My acetone is from the hardware store, so as clean as that is. Ill make a habit of distilling it from now on. Im also interested in using a scavenger and doing some more 1 year plus testing.

Does anyone have any methods for telling if there ETN is pure and acid free. I have in my notes that the sample that is decomposing appeared to be completely pure, it obviously is not. It frustrates me I was not able to tell. Maybe my recyst method is not great?

Dissolve in acetone, dump in water with about 5 percent bi carb.

Microtek - 4-11-2021 at 02:57

I would suggest you do this instead for recrystallizing:

- Dissolve in acetone

- Add solid bicarb or possibly aqueous ammonia to the acetone and stir for at least 10 min.

- Crash in ca. 5% aqueous urea soln.

Fulmen - 4-11-2021 at 11:32

@Brightthermite: To be precise it's a runaway reaction driven by both heat and NOx. Short story:
Certain nitrate esters (like cellulose nitrate) are inherently unstable, very slowly decomposing to water, CO2 and NOx plus heat. The initial rate in pure samples is completely negligible, however heat and NOx promotes further decomposition (evolving more heat and NOx). In small, properly stored samples the heat and NOx will diffuse out too fast to do real harm. But in large amounts (and sealed containers like ammunition) the process can reach runaway conditions. And even if it doesn't self ignite it can cause erratic performance in munitions.

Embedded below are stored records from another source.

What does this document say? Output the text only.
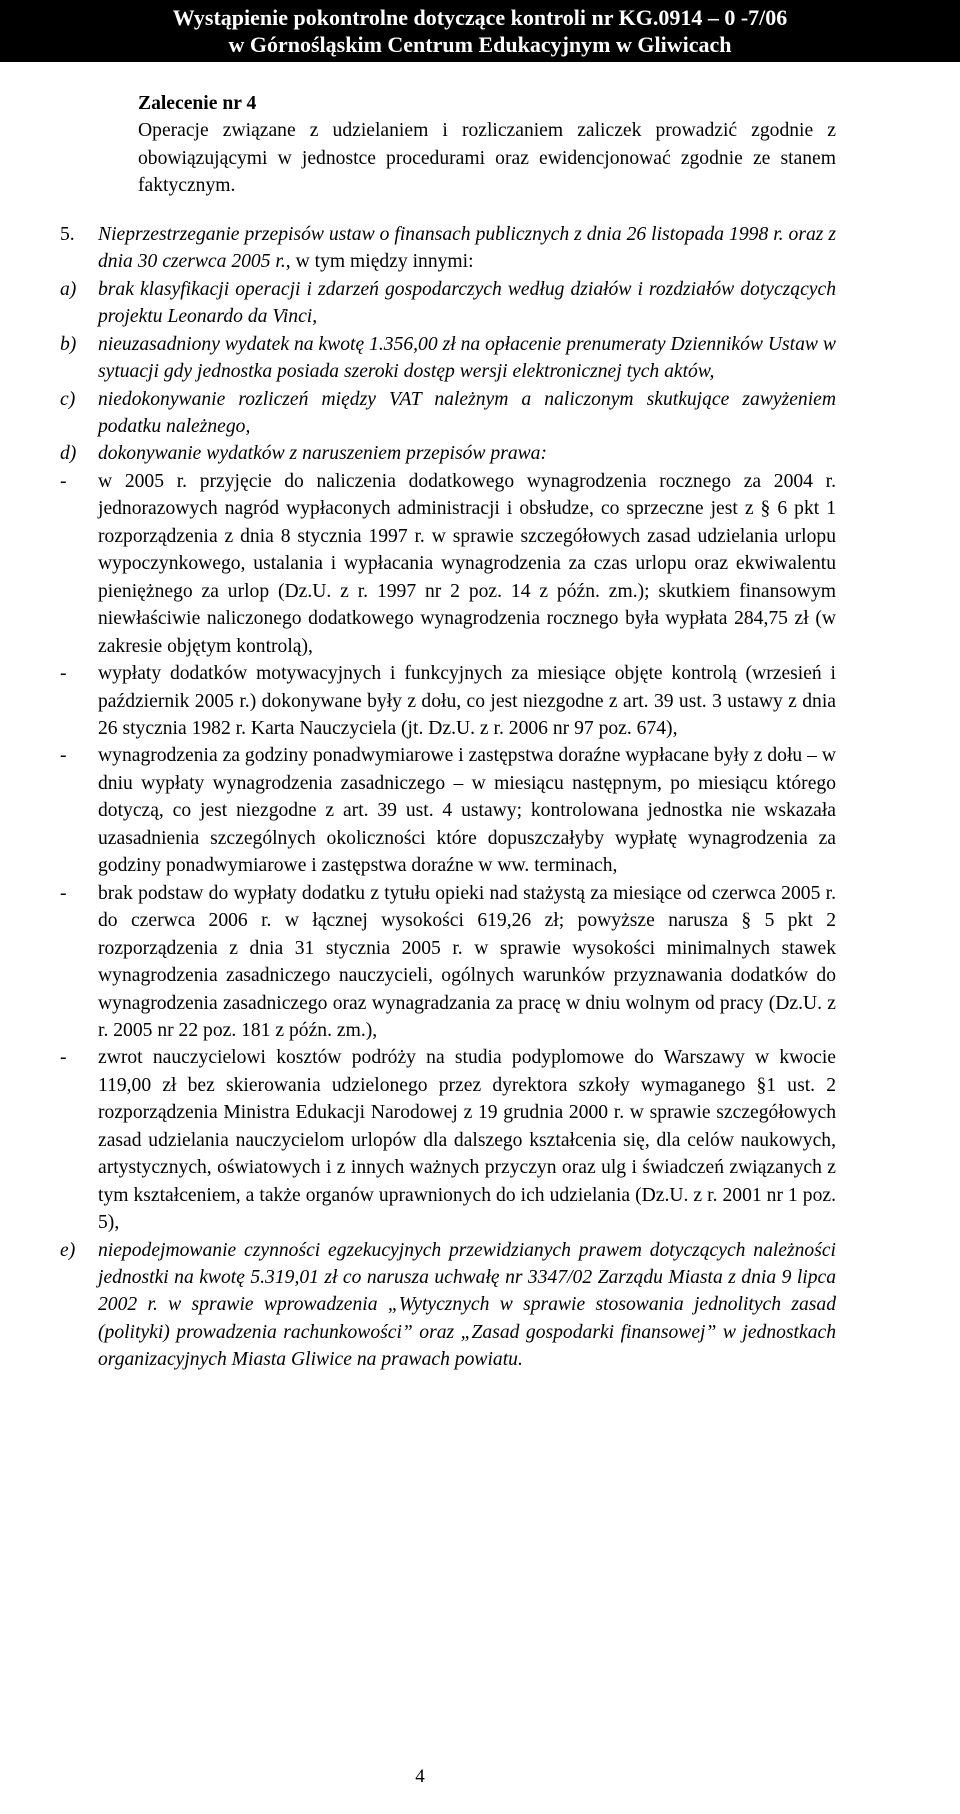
Wystąpienie pokontrolne dotyczące kontroli nr KG.0914 – 0 -7/06
w Górnośląskim Centrum Edukacyjnym w Gliwicach
Zalecenie nr 4
Operacje związane z udzielaniem i rozliczaniem zaliczek prowadzić zgodnie z obowiązującymi w jednostce procedurami oraz ewidencjonować zgodnie ze stanem faktycznym.
5. Nieprzestrzeganie przepisów ustaw o finansach publicznych z dnia 26 listopada 1998 r. oraz z dnia 30 czerwca 2005 r., w tym między innymi:
a)	brak klasyfikacji operacji i zdarzeń gospodarczych według działów i rozdziałów dotyczących projektu Leonardo da Vinci,
b)	nieuzasadniony wydatek na kwotę 1.356,00 zł na opłacenie prenumeraty Dzienników Ustaw w sytuacji gdy jednostka posiada szeroki dostęp wersji elektronicznej tych aktów,
c)	niedokonywanie rozliczeń między VAT należnym a naliczonym skutkujące zawyżeniem podatku należnego,
d)	dokonywanie wydatków z naruszeniem przepisów prawa:
- w 2005 r. przyjęcie do naliczenia dodatkowego wynagrodzenia rocznego za 2004 r. jednorazowych nagród wypłaconych administracji i obsłudze, co sprzeczne jest z § 6 pkt 1 rozporządzenia z dnia 8 stycznia 1997 r. w sprawie szczegółowych zasad udzielania urlopu wypoczynkowego, ustalania i wypłacania wynagrodzenia za czas urlopu oraz ekwiwalentu pieniężnego za urlop (Dz.U. z r. 1997 nr 2 poz. 14 z późn. zm.); skutkiem finansowym niewłaściwie naliczonego dodatkowego wynagrodzenia rocznego była wypłata 284,75 zł (w zakresie objętym kontrolą),
- wypłaty dodatków motywacyjnych i funkcyjnych za miesiące objęte kontrolą (wrzesień i październik 2005 r.) dokonywane były z dołu, co jest niezgodne z art. 39 ust. 3 ustawy z dnia 26 stycznia 1982 r. Karta Nauczyciela (jt. Dz.U. z r. 2006 nr 97 poz. 674),
- wynagrodzenia za godziny ponadwymiarowe i zastępstwa doraźne wypłacane były z dołu – w dniu wypłaty wynagrodzenia zasadniczego – w miesiącu następnym, po miesiącu którego dotyczą, co jest niezgodne z art. 39 ust. 4 ustawy; kontrolowana jednostka nie wskazała uzasadnienia szczególnych okoliczności które dopuszczałyby wypłatę wynagrodzenia za godziny ponadwymiarowe i zastępstwa doraźne w ww. terminach,
- brak podstaw do wypłaty dodatku z tytułu opieki nad stażystą za miesiące od czerwca 2005 r. do czerwca 2006 r. w łącznej wysokości 619,26 zł; powyższe narusza § 5 pkt 2 rozporządzenia z dnia 31 stycznia 2005 r. w sprawie wysokości minimalnych stawek wynagrodzenia zasadniczego nauczycieli, ogólnych warunków przyznawania dodatków do wynagrodzenia zasadniczego oraz wynagradzania za pracę w dniu wolnym od pracy (Dz.U. z r. 2005 nr 22 poz. 181 z późn. zm.),
- zwrot nauczycielowi kosztów podróży na studia podyplomowe do Warszawy w kwocie 119,00 zł bez skierowania udzielonego przez dyrektora szkoły wymaganego §1 ust. 2 rozporządzenia Ministra Edukacji Narodowej z 19 grudnia 2000 r. w sprawie szczegółowych zasad udzielania nauczycielom urlopów dla dalszego kształcenia się, dla celów naukowych, artystycznych, oświatowych i z innych ważnych przyczyn oraz ulg i świadczeń związanych z tym kształceniem, a także organów uprawnionych do ich udzielania (Dz.U. z r. 2001 nr 1 poz. 5),
e) niepodejmowanie czynności egzekucyjnych przewidzianych prawem dotyczących należności jednostki na kwotę 5.319,01 zł co narusza uchwałę nr 3347/02 Zarządu Miasta z dnia 9 lipca 2002 r. w sprawie wprowadzenia „Wytycznych w sprawie stosowania jednolitych zasad (polityki) prowadzenia rachunkowości” oraz „Zasad gospodarki finansowej” w jednostkach organizacyjnych Miasta Gliwice na prawach powiatu.
4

I can't recall any cases where sensitivity was greatly affected, but you should always assume the worse.

Brightthermite - 4-11-2021 at 12:21

@Fulmen thank you clearing up that it doesn't necessarily make the material more sensitive. I could see how a run away producing heat in a sealed container with fully crystalized explosives could be dangerous.

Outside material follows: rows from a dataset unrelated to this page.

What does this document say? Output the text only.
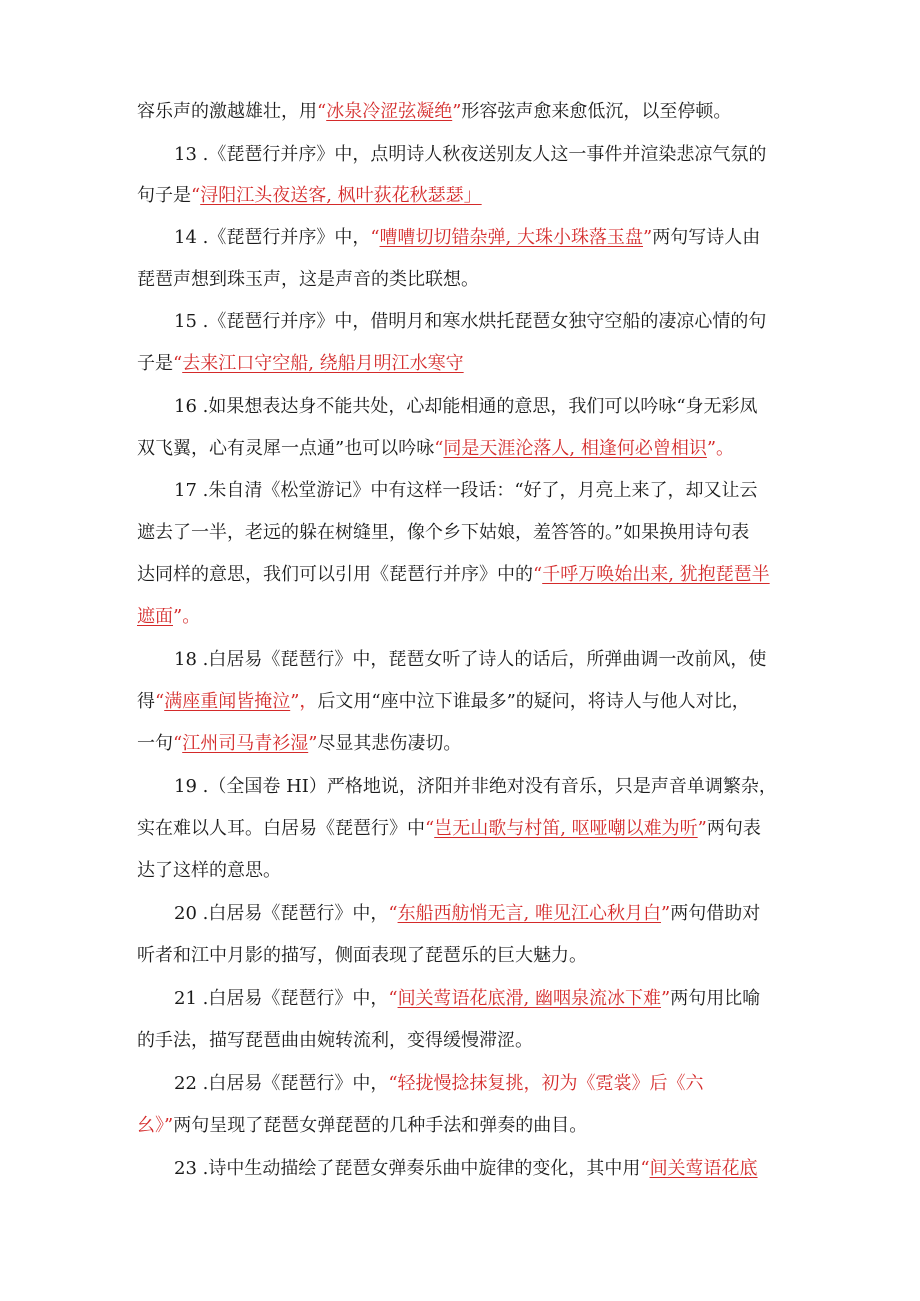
容乐声的激越雄壮，用“冰泉冷涩弦凝绝”形容弦声愈来愈低沉，以至停顿。
13 .《琵琶行并序》中，点明诗人秋夜送别友人这一事件并渲染悲凉气氛的
句子是“浔阳江头夜送客, 枫叶荻花秋瑟瑟」
14 .《琵琶行并序》中，“嘈嘈切切错杂弹, 大珠小珠落玉盘”两句写诗人由
琵琶声想到珠玉声，这是声音的类比联想。
15 .《琵琶行并序》中，借明月和寒水烘托琵琶女独守空船的凄凉心情的句
子是“去来江口守空船, 绕船月明江水寒守
16 .如果想表达身不能共处，心却能相通的意思，我们可以吟咏“身无彩凤
双飞翼，心有灵犀一点通”也可以吟咏“同是天涯沦落人, 相逢何必曾相识”。
17 .朱自清《松堂游记》中有这样一段话：“好了，月亮上来了，却又让云
遮去了一半，老远的躲在树缝里，像个乡下姑娘，羞答答的。”如果换用诗句表
达同样的意思，我们可以引用《琵琶行并序》中的“千呼万唤始出来, 犹抱琵琶半
遮面”。
18 .白居易《琵琶行》中，琵琶女听了诗人的话后，所弹曲调一改前风，使
得“满座重闻皆掩泣”，后文用“座中泣下谁最多”的疑问，将诗人与他人对比，
一句“江州司马青衫湿”尽显其悲伤凄切。
19 .（全国卷 HI）严格地说，济阳并非绝对没有音乐，只是声音单调繁杂，
实在难以人耳。白居易《琵琶行》中“岂无山歌与村笛, 呕哑嘲以难为听”两句表
达了这样的意思。
20 .白居易《琵琶行》中，“东船西舫悄无言, 唯见江心秋月白”两句借助对
听者和江中月影的描写，侧面表现了琵琶乐的巨大魅力。
21 .白居易《琵琶行》中，“间关莺语花底滑, 幽咽泉流冰下难”两句用比喻
的手法，描写琵琶曲由婉转流利，变得缓慢滞涩。
22 .白居易《琵琶行》中，“轻拢慢捻抹复挑，初为《霓裳》后《六
幺》”两句呈现了琵琶女弹琵琶的几种手法和弹奏的曲目。
23 .诗中生动描绘了琵琶女弹奏乐曲中旋律的变化，其中用“间关莺语花底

@Microtek I believe ill try the ammonia, the problem with bicarb in acetone is the solubility is very low. So I think this makes it hard to get the bicarb in contact with the acid. Is there a specific pH you go for when using ammonia? Is the solution of urea how you introduce the scavenger like mentioned above?

Herr Haber - 4-11-2021 at 13:43

Take advantage of the water left after filtering. Dont dry unless you really want to know your yield at that stage. You are getting it wet again soon enough.

Microtek - 4-11-2021 at 13:58

You should only aim for pH 7-7.5 otherwise you risk hydrolysis or other reactions (if you go to higher pH). The intention with the urea is to include just a very small amount in the crystals to scavenge small amounts of NOx (in order to break the autocatalytic feed back loop).

Brightthermite - 4-11-2021 at 17:58

@Herr Haber are you suggesting not to dry in hopes that water will help dissolve the bicarb?

I hope all this helps me get consistently more stable products. I have some samples that are 2 plus years old and showing no signs of decomposition and others that are a half a year and smell of acid. Very frustrating.

Also pure ETN dissolved in any solvent should have a pH of around 7 correct? looking for more way to test purity besides smell.